After independence from the British in 1962, Jamaica had a new flag and a new motto: “Out of Many, One People.” In the little less than two years I’ve been here, I’ve come to understand a bit more of the complexities of why they picked that slogan. I won’t attempt to write much on the sensitive subject of racial history and harmony, but a short history statement might be interesting to some:
Taíno Indians, also known as the Arawaks, were the original aboriginal inhabitants of Xamayca until the arrival of the Spanish in the 15th Century. Western diseases wiped out the Arawaks, and today all that remains of them are a few genes and some rock paintings. The country remained under Spanish rule until 1655, when it came under British possession, and Jamaica remained as a British colony until its independence fifty years ago. During British rule, ships brought slaves in from Ghana until the early 1800s when political awareness in the UK started to reject the concept of slavery. As it became harder to bring enforced labour from Africa, large numbers of Indian and Chinese workers were brought instead. Later, immigrants from Palestine, Syria, and Lebanon fled the Middle East for a better life in Jamaica in the early 20th century, many of whom were Christians escaping persecution at the hands of Ottoman Muslims. I had no idea that Jamaica was such a melting pot. Interestingly, the pot literally includes a fushion of cuisines too: curried goat from India, Jamaican patties from the UK, callalloo from West Africa, and there’s plenty of Chinese restaurants in Kingston.

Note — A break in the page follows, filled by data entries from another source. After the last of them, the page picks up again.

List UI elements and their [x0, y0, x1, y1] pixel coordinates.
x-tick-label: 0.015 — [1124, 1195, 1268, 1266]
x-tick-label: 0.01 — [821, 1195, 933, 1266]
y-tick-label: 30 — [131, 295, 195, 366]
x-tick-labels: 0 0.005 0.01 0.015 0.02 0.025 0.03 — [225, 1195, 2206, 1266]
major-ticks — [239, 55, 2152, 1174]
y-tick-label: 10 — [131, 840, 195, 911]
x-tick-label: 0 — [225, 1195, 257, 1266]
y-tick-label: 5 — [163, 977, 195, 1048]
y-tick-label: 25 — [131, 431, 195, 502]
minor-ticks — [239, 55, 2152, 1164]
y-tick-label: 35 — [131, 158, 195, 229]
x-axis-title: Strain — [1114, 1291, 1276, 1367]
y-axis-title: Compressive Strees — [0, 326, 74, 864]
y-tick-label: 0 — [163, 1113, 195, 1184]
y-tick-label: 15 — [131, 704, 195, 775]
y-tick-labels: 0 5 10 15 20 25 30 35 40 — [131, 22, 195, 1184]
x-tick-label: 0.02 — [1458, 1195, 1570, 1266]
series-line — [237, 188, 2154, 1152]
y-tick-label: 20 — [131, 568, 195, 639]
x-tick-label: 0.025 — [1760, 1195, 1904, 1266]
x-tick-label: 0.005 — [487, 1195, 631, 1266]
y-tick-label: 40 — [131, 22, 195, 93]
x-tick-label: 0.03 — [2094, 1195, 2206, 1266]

So, do I see it as a harmonious blend? I know that many don’t and tell me there’s plenty of racial prejudice and race-based economic disparity to go around. Although I have no doubt that is true, my personal impression has been pretty positive. My Jamaican colleagues at work come in many skin tones and include ethnic European, West African, Indian and Chinese – or a mix of all of the above – much like their American counterparts. Out of Many, One People may be a work in progress, but this is also true everywhere else in the world. We all still need to work on getting along.